Along the way we’ll prepare a warm salad, beer-braised pork shoulder with roasted vegetables and brandy and pear cobbler. First up are fluffy and savory dinner rolls.
It’s easy to get turned off bread baking because it takes too much time. Really delicious sourdough breads take more than a day to rise and ferment. Of course, dough can rise and be ready to bake in as little as 90 minutes. The problem, however, is you’re left with a flavorless pillow of air to chew on.
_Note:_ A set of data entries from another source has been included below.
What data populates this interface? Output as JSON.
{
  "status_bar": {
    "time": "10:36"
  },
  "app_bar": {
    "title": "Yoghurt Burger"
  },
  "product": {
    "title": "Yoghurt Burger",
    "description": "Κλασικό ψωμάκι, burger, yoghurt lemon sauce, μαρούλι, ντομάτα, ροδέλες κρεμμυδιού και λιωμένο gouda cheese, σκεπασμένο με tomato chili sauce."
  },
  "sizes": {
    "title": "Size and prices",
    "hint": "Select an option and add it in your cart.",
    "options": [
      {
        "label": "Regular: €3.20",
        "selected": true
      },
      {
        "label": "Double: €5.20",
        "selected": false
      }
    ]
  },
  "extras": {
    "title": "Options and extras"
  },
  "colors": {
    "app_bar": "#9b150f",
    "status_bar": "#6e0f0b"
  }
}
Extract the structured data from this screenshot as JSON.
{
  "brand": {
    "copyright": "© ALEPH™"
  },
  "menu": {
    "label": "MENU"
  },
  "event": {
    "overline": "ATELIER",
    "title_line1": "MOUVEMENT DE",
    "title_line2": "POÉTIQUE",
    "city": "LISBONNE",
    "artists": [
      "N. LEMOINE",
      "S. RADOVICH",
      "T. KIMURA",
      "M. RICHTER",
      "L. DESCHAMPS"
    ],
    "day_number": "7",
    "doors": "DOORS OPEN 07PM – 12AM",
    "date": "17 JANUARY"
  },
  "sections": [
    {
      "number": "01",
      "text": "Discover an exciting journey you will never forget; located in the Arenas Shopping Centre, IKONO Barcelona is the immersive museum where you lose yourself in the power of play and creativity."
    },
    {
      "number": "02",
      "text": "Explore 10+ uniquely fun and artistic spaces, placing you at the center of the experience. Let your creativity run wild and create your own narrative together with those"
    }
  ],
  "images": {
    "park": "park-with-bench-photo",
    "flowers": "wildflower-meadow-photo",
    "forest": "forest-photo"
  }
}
The solution is to mix in savory ingredients. For this recipe I incorporated caramelized onions and dried Italian herbs. Instead of using water or milk for the liquid in my dough, I used Newcastle Brown Ale. Beer adds the yeasty flavor you find when fermenting dough for longer, and the brown ale is perfect to use because it isn’t bitter.
This recipe requires a 9×13-inch pan and will make 12 dinner rolls.
3 1/2 cups all-purpose flour
1 pouch instant yeast
1 1/4 cup (10 ounces) brown ale
5 tablespoons butter, divided
1 1/2 teaspoon salt
1 tablespoon sugar
2 tablespoons dried Italian seasoning mixture
1 medium sweet yellow onion, diced
Combine the diced onion and 1 tablespoon of the butter in a medium pan over low heat. Cook the onions until they brown and caramelize, about 30 minutes.
There are two more ingredients to prep before mixing: melt the remaining 4 tablespoons of butter and warm the beer in the microwave until it is lukewarm.
Combine all the ingredients in a large bowl. To measure the flour, stir it before spooning it into your measuring cup. First mix together the flour, yeast, salt, sugar and Italian herbs. Then add the caramelized onion, melted butter and beer. Stir together with a fork until you have a rough shaggy mass of dough.
The kneading process is next. This is one of those things that seems really intimidating until you try it. Sprinkle your kneading surface with a dusting of flour, then dump out the dough. Shape it into a rough log. Use the heels of both your hands to press into the dough (Step 1 in the photo above.) Then turn the log 90 degrees (Step 2) and fold the log in half (Step 3). Then repeat those three steps.
Continue this knead, turn, fold and repeat process for about 10 minutes. Add more sprinklings of flour if the dough gets sticky. As you work, you’ll feel the dough change texture. It will become more supple, elastic and easy to fold.
You’ll know you are done kneading if you can cut off a piece of dough and stretch it out without tearing it. This is called the windowpane test. Is your stretched dough translucent? Then it is ready to rise.
Wipe the interior of a medium-size bowl with olive oil and set the dough inside. Cover it with plastic wrap and let it rise for 1 hour.
After an hour has passed, turn the dough back out onto the counter. Use a sharp knife to divide the dough into 12 equal pieces.
Grease the 9×13-inch pan with butter or olive oil. Cup each segment of dough in your hands (one supporting and one covering) and lightly roll the dough in between to form a ball. Place the dough balls equally spaced in the pan. Cover the pan with plastic wrap and let the rolls rise for another 45 minutes to 1 hour. During that time the rolls will rise and touch one another.
During the last 15 minutes of rising time, preheat the oven to 350 degrees F. Remove the plastic wrap and bake the rolls for 20 to 25 minutes, until they begin to brown.
Let the rolls cool slightly, then tear them apart to serve.